Args: dataset: A dataset object that supports __len__ and __getitem__, returning (mx.array, int) pairs. batch_size: Number of samples per batch. shuffle: Whether to shuffle the dataset at the start of each epoch. drop_last: If True, drop the final incomplete batch. seed: Random seed for shuffling reproducibility.

Yields: Tuple of (batch_frames, batch_labels) where batch_frames has shape (B, T, H, W, C) and batch_labels has shape (B,).

Examples: >>> loader = EventDataloader(dataset, batch_size=32, shuffle=True) >>> for frames, labels in loader: ... print(frames.shape, labels.shape)

Frame Processing

events_to_frames

events_to_frames(events: ndarray, num_steps: int, sensor_size: Tuple[int, int], num_polarities: int = 2) -> np.ndarray

Convert raw events to temporally-binned frames.

Divides the full event time range into num_steps equal bins and accumulates event counts per pixel and polarity into dense frames.

Args: events: Structured array or (N, 4) array with columns [x, y, polarity, timestamp]. Timestamps must be sorted in non-decreasing order.
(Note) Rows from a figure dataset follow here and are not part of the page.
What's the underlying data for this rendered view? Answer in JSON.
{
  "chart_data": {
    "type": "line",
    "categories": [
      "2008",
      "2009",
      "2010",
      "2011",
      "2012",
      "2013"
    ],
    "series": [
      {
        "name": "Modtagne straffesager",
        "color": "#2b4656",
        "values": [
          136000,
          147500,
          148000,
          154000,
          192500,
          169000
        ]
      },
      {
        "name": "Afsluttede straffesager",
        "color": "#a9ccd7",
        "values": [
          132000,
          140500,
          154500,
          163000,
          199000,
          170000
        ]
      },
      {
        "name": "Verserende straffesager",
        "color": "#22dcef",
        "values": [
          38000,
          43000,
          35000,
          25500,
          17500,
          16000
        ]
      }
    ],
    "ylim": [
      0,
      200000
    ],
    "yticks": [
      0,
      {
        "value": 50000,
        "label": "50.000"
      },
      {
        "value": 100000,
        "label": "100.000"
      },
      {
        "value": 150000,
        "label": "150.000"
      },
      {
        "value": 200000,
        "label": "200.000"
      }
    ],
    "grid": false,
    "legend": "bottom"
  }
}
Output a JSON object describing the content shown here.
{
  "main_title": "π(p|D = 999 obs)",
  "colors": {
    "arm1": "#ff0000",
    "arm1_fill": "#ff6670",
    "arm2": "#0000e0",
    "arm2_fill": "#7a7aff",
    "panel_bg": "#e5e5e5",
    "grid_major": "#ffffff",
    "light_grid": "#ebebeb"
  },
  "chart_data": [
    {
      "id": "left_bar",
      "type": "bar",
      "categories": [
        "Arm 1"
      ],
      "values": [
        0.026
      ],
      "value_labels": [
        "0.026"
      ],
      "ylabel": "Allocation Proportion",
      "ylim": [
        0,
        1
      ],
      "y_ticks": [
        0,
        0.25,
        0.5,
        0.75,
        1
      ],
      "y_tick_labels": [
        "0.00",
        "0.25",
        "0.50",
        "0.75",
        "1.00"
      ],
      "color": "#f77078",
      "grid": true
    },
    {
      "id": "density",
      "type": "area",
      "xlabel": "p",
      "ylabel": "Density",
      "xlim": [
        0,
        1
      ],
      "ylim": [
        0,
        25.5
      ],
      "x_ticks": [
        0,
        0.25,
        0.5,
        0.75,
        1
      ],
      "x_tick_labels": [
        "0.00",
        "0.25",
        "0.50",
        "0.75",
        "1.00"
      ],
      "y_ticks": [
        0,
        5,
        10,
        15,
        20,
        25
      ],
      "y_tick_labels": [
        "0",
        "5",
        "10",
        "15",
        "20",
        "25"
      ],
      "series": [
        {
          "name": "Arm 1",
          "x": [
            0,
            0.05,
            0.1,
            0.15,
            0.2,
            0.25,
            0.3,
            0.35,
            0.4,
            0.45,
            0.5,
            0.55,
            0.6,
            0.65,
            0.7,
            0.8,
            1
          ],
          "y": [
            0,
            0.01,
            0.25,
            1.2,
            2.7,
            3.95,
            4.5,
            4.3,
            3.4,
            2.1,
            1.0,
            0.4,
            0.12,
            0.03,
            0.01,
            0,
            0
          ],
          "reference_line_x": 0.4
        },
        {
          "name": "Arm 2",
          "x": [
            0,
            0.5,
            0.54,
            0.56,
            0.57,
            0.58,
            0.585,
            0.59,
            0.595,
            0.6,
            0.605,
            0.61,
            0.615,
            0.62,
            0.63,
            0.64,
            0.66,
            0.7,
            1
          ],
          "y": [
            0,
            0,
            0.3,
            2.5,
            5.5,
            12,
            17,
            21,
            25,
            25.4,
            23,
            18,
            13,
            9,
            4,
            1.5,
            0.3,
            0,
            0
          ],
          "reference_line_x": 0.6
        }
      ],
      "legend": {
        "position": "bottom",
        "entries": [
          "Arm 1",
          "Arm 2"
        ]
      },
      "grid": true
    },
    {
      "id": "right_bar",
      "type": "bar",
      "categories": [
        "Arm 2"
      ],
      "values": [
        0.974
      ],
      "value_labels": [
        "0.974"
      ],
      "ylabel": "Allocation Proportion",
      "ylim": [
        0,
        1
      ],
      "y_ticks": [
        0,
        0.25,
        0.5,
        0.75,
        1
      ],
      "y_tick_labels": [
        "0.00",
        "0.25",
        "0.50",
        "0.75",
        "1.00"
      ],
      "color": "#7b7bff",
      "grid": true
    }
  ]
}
Polarity values are integers in [0, num_polarities). num_steps: Number of temporal bins (T). sensor_size: Spatial resolution as (H, W). num_polarities: Number of polarity channels (default 2).

Returns: frames: np.ndarray of shape (T, H, W, P) with dtype np.float32, where P = num_polarities.

Examples: >>> import numpy as np >>> events = np.array([[10, 20, 1, 100], ... [11, 21, 0, 200]], dtype=np.float64) >>> frames = events_to_frames(events, num_steps=2, ... sensor_size=(34, 34)) >>> frames.shape (2, 34, 34, 2)

resize_frames

resize_frames(frames: ndarray, target_size: Tuple[int, int]) -> np.ndarray

Resize spatial dimensions of a frame tensor using area-based binning.

Uses simple block averaging (area interpolation) which is appropriate for event count data. No external dependency required.

Args: frames: (T, H, W, C) float array. target_size: (H_new, W_new).

Returns: Resized frames with shape (T, H_new, W_new, C).